Harding explicó que estaba pasando el fin de semana en Poole y que aquel día pensaba ir caminando hasta Lulworth Cove. Dio unos golpecitos en el teléfono móvil que llevaba enganchado a la cinturilla, y dijo que era una suerte, porque de otro modo los niños habrían tenido que ir hasta Worth Matravers para pedir ayuda.

– Veo que viaja usted ligero -observó Ingram echando un vistazo al teléfono-. ¿No le da miedo deshidratarse? Hay un buen trecho hasta Lulworth.

El joven se encogió de hombros.

– He cambiado de opinión. No me había dado cuenta de lo lejos que está.

Ingram preguntó a los chicos su nombre y su dirección, además de pedirles una breve descripción de lo ocurrido. Los niños le dijeron que habían visto a la mujer en la playa cuando bordeaban Egmont Point, a las diez en punto.

– ¿Y después? -preguntó el policía-. ¿Habéis bajado a ver si estaba muerta y habéis ido a pedir ayuda?

Los niños asintieron.

– No os habéis dado mucha prisa, ¿verdad?

– Iban como una bala -terció Harding saliendo en su defensa-. Yo los he visto.

– Si no recuerdo mal, usted llamó al teléfono de emergencia a las 10:43. Y dos chavales sanos no tardan casi tres cuartos de hora en recorrer Chapman's Pool. -Miró a Harding-. Y ya que hablamos de informaciones confusas, quizá quiera explicarme por qué el mensaje que recibí decía que dos niños habían visto caer a su madre por un precipicio mientras utilizaban unos prismáticos.

Maggie iba a decir algo en defensa de los niños, pero la mirada intimidadora de Ingram le hizo cambiar de opinión.

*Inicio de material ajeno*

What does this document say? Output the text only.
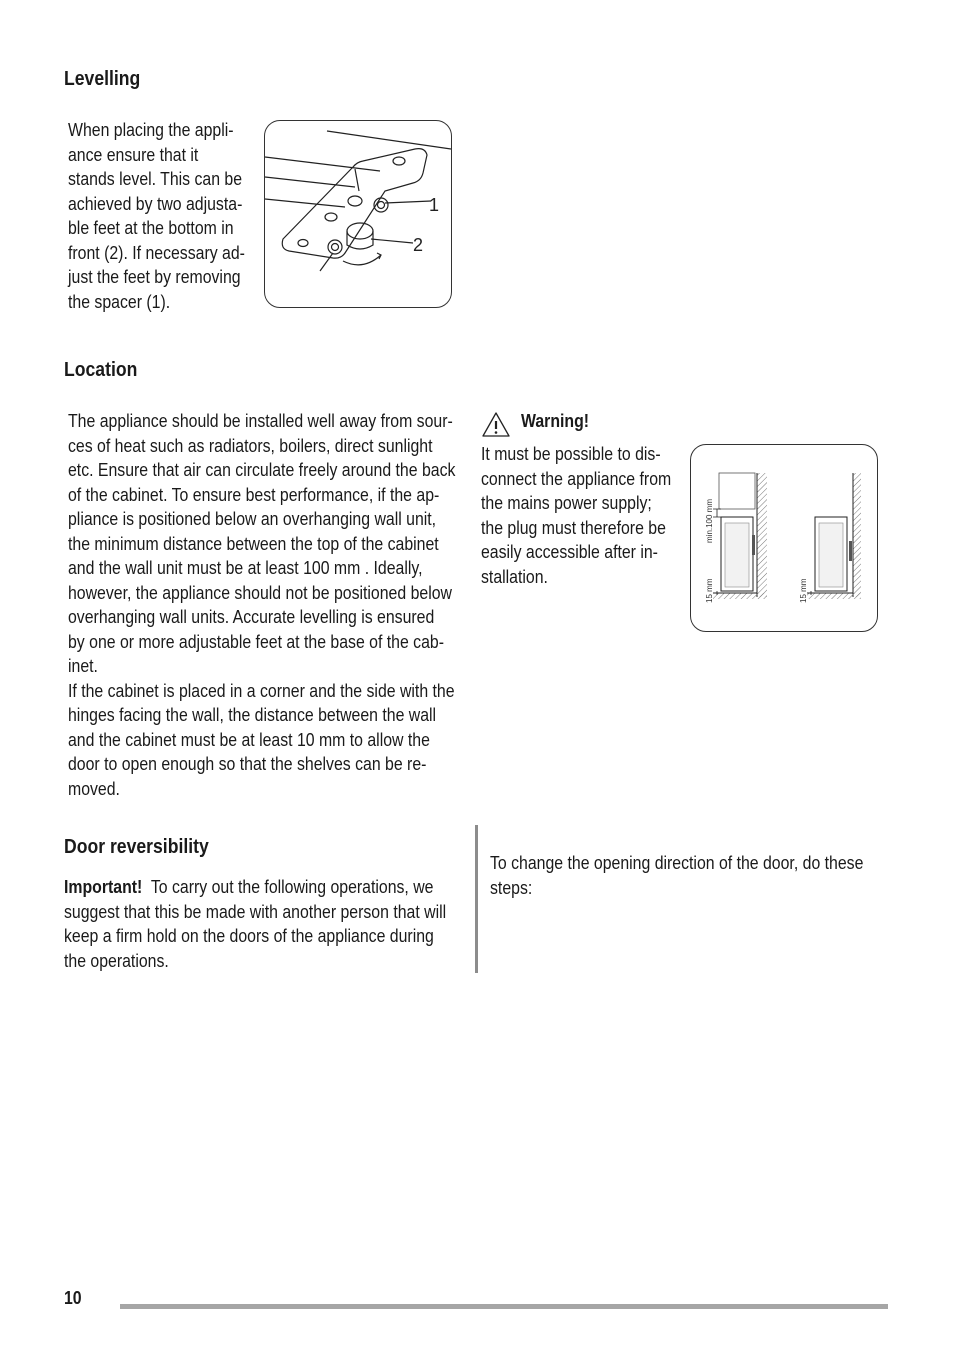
Levelling
When placing the appli-
ance ensure that it
stands level. This can be
achieved by two adjusta-
ble feet at the bottom in
front (2). If necessary ad-
just the feet by removing
the spacer (1).
1
2
Location
The appliance should be installed well away from sour-
ces of heat such as radiators, boilers, direct sunlight
etc. Ensure that air can circulate freely around the back
of the cabinet. To ensure best performance, if the ap-
pliance is positioned below an overhanging wall unit,
the minimum distance between the top of the cabinet
and the wall unit must be at least 100 mm . Ideally,
however, the appliance should not be positioned below
overhanging wall units. Accurate levelling is ensured
by one or more adjustable feet at the base of the cab-
inet.
If the cabinet is placed in a corner and the side with the
hinges facing the wall, the distance between the wall
and the cabinet must be at least 10 mm to allow the
door to open enough so that the shelves can be re-
moved.
Warning!
It must be possible to dis-
connect the appliance from
the mains power supply;
the plug must therefore be
easily accessible after in-
stallation.
min.100 mm
15 mm	15 mm
Door reversibility
Important! To carry out the following operations, we
suggest that this be made with another person that will
keep a firm hold on the doors of the appliance during
the operations.
To change the opening direction of the door, do these
steps:
10
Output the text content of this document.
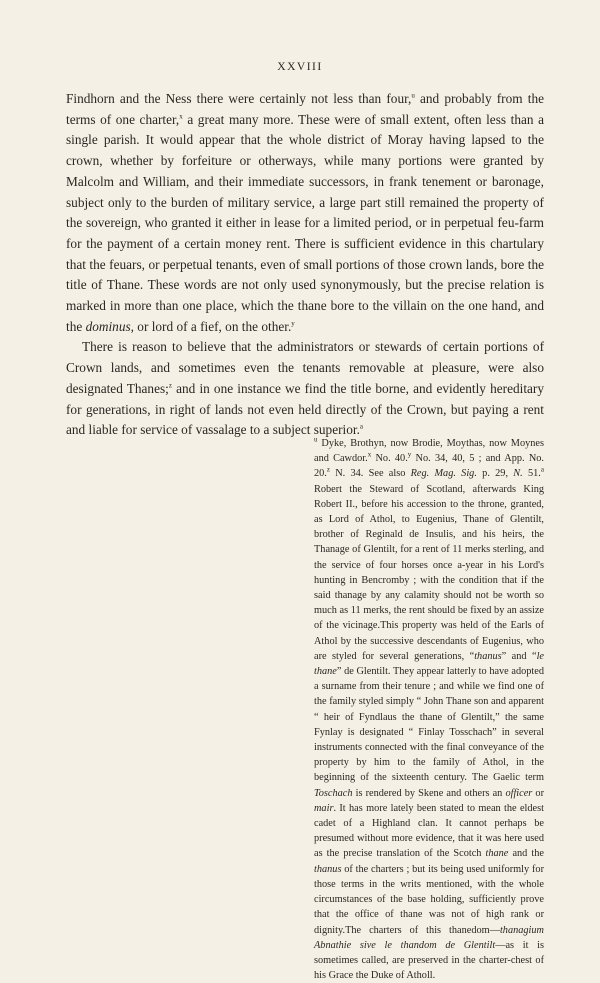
XXVIII

Findhorn and the Ness there were certainly not less than four,$^u$ and probably from the terms of one charter,$^x$ a great many more. These were of small extent, often less than a single parish. It would appear that the whole district of Moray having lapsed to the crown, whether by forfeiture or otherways, while many portions were granted by Malcolm and William, and their immediate successors, in frank tenement or baronage, subject only to the burden of military service, a large part still remained the property of the sovereign, who granted it either in lease for a limited period, or in perpetual feu-farm for the payment of a certain money rent. There is sufficient evidence in this chartulary that the feuars, or perpetual tenants, even of small portions of those crown lands, bore the title of Thane. These words are not only used synonymously, but the precise relation is marked in more than one place, which the thane bore to the villain on the one hand, and the dominus, or lord of a fief, on the other.$^y$

There is reason to believe that the administrators or stewards of certain portions of Crown lands, and sometimes even the tenants removable at pleasure, were also designated Thanes;$^z$ and in one instance we find the title borne, and evidently hereditary for generations, in right of lands not even held directly of the Crown, but paying a rent and liable for service of vassalage to a subject superior.$^a$

$^u$ Dyke, Brothyn, now Brodie, Moythas, now Moynes and Cawdor.$^x$ No. 40.$^y$ No. 34, 40, 5 ; and App. No. 20.$^z$ N. 34. See also Reg. Mag. Sig. p. 29, N. 51.$^a$ Robert the Steward of Scotland, afterwards King Robert II., before his accession to the throne, granted, as Lord of Athol, to Eugenius, Thane of Glentilt, brother of Reginald de Insulis, and his heirs, the Thanage of Glentilt, for a rent of 11 merks sterling, and the service of four horses once a-year in his Lord's hunting in Bencromby ; with the condition that if the said thanage by any calamity should not be worth so much as 11 merks, the rent should be fixed by an assize of the vicinage.This property was held of the Earls of Athol by the successive descendants of Eugenius, who are styled for several generations, “thanus” and “le thane” de Glentilt. They appear latterly to have adopted a surname from their tenure ; and while we find one of the family styled simply “ John Thane son and apparent “ heir of Fyndlaus the thane of Glentilt,” the same Fynlay is designated “ Finlay Tosschach” in several instruments connected with the final conveyance of the property by him to the family of Athol, in the beginning of the sixteenth century. The Gaelic term Toschach is rendered by Skene and others an officer or mair. It has more lately been stated to mean the eldest cadet of a Highland clan. It cannot perhaps be presumed without more evidence, that it was here used as the precise translation of the Scotch thane and the thanus of the charters ; but its being used uniformly for those terms in the writs mentioned, with the whole circumstances of the base holding, sufficiently prove that the office of thane was not of high rank or dignity.The charters of this thanedom—thanagium Abnathie sive le thandom de Glentilt—as it is sometimes called, are preserved in the charter-chest of his Grace the Duke of Atholl.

– Tiene razón, fue un malentendido -dijo Harding apartándose un oscuro mechón de los ojos con una sacudida de la cabeza-. Estos dos chicos -dijo rodeándole los hombros a Paul- subían a toda velocidad por la colina gritando y chillando algo sobre una mujer que había en la playa, detrás del cabo, y de unos prismáticos que se habían caído, y yo me precipité con mis deducciones. La verdad es que estábamos un poco alterados. Ellos estaban preocupados por los prismáticos, y yo creí que hablaban de su madre. -Le cogió los Zeiss a Paul y se los dio a Ingram-. Estos prismáticos son de su padre. Se les cayeron cuando vieron a la mujer. Están muy preocupados por cómo va a reaccionar su padre cuando vea cómo han quedado, pero Maggie y yo les hemos convencido de que cuando sepa lo bien que se han portado, no se enfadará.